CASA COMIGO (Michel Melamed)
casa comigo que te faço a pessoa mais feliz do mundo. a mais linda, a mais amada, respeitada, cuidada... a mais bem comida. e a pessoa mais namorada do mundo e a mais casada. e a mais festas, viagens, jantares... casa comigo que te faço pessoa mais realizada profissionalmente. e a mais grávida e a mais mãe. e a pessoa mais as primeiras discussões. a pessoa mais novas brigas e as discussões de sempre. casa comigo que te faço a pessoa mais separada do mundo. te faço a pessoa mais solitária com um filho pra criar do mundo. a pessoa mais foi ao fundo do poço e dá a volta por cima de todas. a mais reconstruiu sua vida. a mais conheceu uma nova pessoa, a mais se apaixonou novamente... casa comigo que te faço a pessoa mais "casa comigo que te faço a pessoa mais feliz do mundo.

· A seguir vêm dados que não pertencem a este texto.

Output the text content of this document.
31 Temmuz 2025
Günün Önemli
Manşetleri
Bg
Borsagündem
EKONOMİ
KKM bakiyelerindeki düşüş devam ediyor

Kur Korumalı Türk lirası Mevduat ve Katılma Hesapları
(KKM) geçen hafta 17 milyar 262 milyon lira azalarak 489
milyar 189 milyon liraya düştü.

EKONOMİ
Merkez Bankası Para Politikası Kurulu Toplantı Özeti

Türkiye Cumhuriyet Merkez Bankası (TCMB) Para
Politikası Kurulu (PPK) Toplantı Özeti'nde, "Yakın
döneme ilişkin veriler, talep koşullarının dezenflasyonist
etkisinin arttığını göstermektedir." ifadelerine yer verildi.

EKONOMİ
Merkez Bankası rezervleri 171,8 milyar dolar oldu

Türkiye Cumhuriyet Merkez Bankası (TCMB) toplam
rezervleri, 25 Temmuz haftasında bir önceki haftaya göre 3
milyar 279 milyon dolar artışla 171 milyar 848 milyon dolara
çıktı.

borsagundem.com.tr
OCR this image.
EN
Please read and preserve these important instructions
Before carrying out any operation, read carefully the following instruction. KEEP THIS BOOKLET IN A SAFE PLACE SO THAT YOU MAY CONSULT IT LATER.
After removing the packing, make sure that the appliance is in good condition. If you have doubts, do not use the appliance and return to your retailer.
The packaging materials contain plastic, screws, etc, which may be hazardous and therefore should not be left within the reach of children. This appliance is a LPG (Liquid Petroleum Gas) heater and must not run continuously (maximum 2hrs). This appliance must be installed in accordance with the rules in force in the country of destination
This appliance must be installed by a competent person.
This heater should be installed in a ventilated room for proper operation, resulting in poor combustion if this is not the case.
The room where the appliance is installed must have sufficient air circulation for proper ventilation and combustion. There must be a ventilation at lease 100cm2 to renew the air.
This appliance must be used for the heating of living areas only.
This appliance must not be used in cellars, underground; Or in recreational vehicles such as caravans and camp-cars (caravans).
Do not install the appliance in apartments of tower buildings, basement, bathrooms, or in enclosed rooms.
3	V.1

sábado, 8 de março de 2008

amada metade

minha amada mae, amada
beldade
flor amarela, rosa flor
mae, minha metade amada.


seu cheiro, suas mãos,
seu colo, seu ombro,
seu tudo, você;

minha metade que ama.




domingo, 2 de março de 2008

Fique aonde está.

Não me critique. Melhor, não me venha com acusações tolas, sobre qualquer assunto, sem antes consultar a sua vasta e rica lista de argumentos. Argumentos no mínimo razoáveis, por favor. Não dei a liberdade e muito menos motivo plauzível para condenar meus hábitos, pensamentos, horários ou amores. Caso seu comportamento e suas atitudes sejam dignas de alguém de consciência limpa, que bom, pode vir que eu estou preparada. Porém, se o seu discurso está baseado em jargões sociais e metido a politicamente correto, poupe-me de qualquer esforço, meu bem!! Já basta eu perder meu tempo para meia dúzia de idiotas perderem seu tempo lendo essa inútil revolta no meu momento de insônia. Se os seus princípios diferem dos meus, que bom! Não somos iguais. O mundo não seria nenhum pouco interessante (Mundo, mundo vasto mundo, mais vasto é o meu coração!), muito menos seria adjetivado por Drummond de vasto, caso todas as pessoas pensassem da mesma maneira. Todos os caminhos nos levariam ao mesmo lugar, pois os caminhos seriam os mesmos, se não, o mesmo. Portanto, fique aí, continue bem aí onde você sempre esteve, mas nunca soube. Tenho medo dos seres hipócritas. Aqueles que pensam, mas nunca falam, ou falam aquilo que não pensam, ou simplesmente aqueles que não pensam. Agora não sei se penso ou se sinto. Prefiro dormir. Sabe você, quem.